Application of Self-Supervised Learning to an Image Classification Task with Scarce Labels First Place in Prof. Yann LeCun's Self-Supervised Learning Competition (May 2021)
We devised an approach utilizing unsupervised learning, pseudo-label iterations, semi-supervised learning, and active learning methods. The final result achieves 55.80% accuracy on the test dataset with 0.5% labeled data. [Link to report]

Bayesian Modeling of Dpp regulations in Fruit Flies NSF-Simons Center for Quantitative Biology, Northwestern University (Jun. – Aug. 2019)
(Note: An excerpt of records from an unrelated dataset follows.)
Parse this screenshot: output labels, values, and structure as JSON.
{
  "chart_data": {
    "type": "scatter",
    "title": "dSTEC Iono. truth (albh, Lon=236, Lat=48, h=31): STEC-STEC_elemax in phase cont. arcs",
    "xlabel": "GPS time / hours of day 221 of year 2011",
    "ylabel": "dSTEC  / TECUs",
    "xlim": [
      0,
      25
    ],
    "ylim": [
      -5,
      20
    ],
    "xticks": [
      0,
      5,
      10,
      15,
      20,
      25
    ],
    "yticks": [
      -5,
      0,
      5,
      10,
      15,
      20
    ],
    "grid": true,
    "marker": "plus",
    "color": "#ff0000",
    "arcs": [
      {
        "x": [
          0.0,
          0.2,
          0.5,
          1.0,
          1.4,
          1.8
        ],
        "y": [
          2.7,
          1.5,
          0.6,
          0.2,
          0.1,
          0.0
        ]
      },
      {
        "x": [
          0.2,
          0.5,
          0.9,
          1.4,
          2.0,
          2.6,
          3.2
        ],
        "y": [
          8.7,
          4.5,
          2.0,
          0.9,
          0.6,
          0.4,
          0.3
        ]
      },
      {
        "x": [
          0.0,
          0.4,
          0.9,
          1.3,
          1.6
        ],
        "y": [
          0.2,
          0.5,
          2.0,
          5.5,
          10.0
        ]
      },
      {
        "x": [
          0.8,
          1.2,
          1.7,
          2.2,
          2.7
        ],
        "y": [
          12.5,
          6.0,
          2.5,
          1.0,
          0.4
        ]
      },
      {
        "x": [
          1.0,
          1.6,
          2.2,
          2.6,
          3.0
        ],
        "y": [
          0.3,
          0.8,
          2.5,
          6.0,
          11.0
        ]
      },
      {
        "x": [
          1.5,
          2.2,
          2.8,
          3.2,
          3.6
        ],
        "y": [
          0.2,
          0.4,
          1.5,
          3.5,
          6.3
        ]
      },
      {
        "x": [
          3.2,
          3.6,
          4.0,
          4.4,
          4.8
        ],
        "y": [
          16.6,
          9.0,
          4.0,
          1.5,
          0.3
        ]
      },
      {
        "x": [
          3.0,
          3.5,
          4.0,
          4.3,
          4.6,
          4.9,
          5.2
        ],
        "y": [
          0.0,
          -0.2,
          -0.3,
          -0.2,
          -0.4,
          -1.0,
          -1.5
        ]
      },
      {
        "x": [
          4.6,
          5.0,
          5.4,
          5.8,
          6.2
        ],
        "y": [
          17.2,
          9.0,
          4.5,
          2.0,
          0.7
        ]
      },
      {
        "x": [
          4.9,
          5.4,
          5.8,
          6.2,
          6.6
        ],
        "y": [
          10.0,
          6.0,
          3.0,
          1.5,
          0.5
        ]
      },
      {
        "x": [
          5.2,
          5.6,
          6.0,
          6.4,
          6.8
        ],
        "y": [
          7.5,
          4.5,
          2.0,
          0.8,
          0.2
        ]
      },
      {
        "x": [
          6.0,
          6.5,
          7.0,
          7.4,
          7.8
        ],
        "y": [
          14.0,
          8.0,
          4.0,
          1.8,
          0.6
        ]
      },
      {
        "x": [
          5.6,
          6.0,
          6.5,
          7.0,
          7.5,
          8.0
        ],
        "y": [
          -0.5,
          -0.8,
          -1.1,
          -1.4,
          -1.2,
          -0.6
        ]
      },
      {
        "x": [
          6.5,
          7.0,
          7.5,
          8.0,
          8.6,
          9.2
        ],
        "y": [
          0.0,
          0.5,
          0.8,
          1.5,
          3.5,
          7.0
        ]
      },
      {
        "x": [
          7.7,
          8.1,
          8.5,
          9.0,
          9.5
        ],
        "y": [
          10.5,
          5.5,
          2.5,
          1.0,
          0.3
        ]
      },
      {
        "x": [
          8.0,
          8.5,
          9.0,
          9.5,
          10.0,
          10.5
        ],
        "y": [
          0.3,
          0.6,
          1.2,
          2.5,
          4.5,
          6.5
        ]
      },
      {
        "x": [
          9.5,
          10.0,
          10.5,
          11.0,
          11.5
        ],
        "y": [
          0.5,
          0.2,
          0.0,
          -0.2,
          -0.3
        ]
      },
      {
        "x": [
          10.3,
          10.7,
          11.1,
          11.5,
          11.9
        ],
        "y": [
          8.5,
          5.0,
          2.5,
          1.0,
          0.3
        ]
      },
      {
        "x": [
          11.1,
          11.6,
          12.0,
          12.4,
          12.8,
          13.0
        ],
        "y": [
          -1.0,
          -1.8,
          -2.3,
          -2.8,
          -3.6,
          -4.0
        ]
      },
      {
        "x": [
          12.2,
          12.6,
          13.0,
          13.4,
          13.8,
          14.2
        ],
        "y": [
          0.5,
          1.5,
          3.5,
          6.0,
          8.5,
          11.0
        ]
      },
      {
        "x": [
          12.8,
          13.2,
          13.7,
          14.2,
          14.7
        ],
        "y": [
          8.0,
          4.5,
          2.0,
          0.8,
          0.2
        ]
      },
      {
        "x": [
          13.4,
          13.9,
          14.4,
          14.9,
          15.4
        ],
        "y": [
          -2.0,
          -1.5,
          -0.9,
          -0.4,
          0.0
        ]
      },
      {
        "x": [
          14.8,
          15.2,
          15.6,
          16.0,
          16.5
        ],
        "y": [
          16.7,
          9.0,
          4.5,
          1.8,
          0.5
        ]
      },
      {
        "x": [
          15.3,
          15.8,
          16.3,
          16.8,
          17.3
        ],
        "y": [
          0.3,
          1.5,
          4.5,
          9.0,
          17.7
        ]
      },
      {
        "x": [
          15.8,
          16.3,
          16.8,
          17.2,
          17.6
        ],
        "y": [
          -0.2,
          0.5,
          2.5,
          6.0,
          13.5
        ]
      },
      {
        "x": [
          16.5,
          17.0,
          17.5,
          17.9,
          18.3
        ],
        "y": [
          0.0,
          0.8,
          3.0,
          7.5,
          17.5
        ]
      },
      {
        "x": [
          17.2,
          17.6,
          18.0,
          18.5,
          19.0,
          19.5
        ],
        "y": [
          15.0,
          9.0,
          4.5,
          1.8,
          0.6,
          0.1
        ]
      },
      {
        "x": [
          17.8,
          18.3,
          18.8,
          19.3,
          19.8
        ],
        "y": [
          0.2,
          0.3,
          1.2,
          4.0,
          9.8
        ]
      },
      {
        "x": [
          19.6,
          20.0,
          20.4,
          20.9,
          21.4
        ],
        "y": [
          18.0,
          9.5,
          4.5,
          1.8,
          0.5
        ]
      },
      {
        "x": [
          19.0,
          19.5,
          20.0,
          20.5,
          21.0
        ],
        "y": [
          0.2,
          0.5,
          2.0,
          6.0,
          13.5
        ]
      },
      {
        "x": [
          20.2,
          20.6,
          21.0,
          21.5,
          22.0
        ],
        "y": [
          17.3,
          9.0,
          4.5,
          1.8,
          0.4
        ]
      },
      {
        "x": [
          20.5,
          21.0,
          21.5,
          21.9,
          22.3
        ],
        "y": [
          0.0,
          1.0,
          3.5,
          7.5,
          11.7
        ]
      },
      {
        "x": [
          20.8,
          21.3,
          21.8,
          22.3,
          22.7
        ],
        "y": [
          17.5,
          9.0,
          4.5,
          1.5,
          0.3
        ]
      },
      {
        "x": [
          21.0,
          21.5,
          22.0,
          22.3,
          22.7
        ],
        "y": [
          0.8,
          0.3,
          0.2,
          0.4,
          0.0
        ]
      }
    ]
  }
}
It is important for genes to be expressed in certain spatiotemporal order during development. The levels of mRNA are important parameters of gene expression. In this project, we study the regulations of Dpp, a kind of signaling molecule in the imaginal disc of adult Drosophila wings, on its downstream genes, such as salm and brk. We investigate this by modeling the kinetic parameters of mRNA transcriptions corresponding to the concentration of Dpp. To do this, we utilize Bayesian inference and Markov Chain Monte Carlo (MCMC) sampling tools. This method has been tested on synthetic data, and it made a prediction with an error rate under 8%. We have applied this method to brk and salm gene. Learn more about this project on GitHub

A Quantum Markov Chains Model of DNA TranscriptionsFreiwald Scholar Research Program, Washington University in St. Louis (Jan. – May 2019)
This project investigates the use of both classical and quantum information theory to describe genome preservation and biological evolution. This write-up focuses on the research of Djordijevic, who attempts to explain the transfer of genetic information from DNA to protein in a Markovian-like quantum biological model. Yockey proposes the classical counterpart of this model.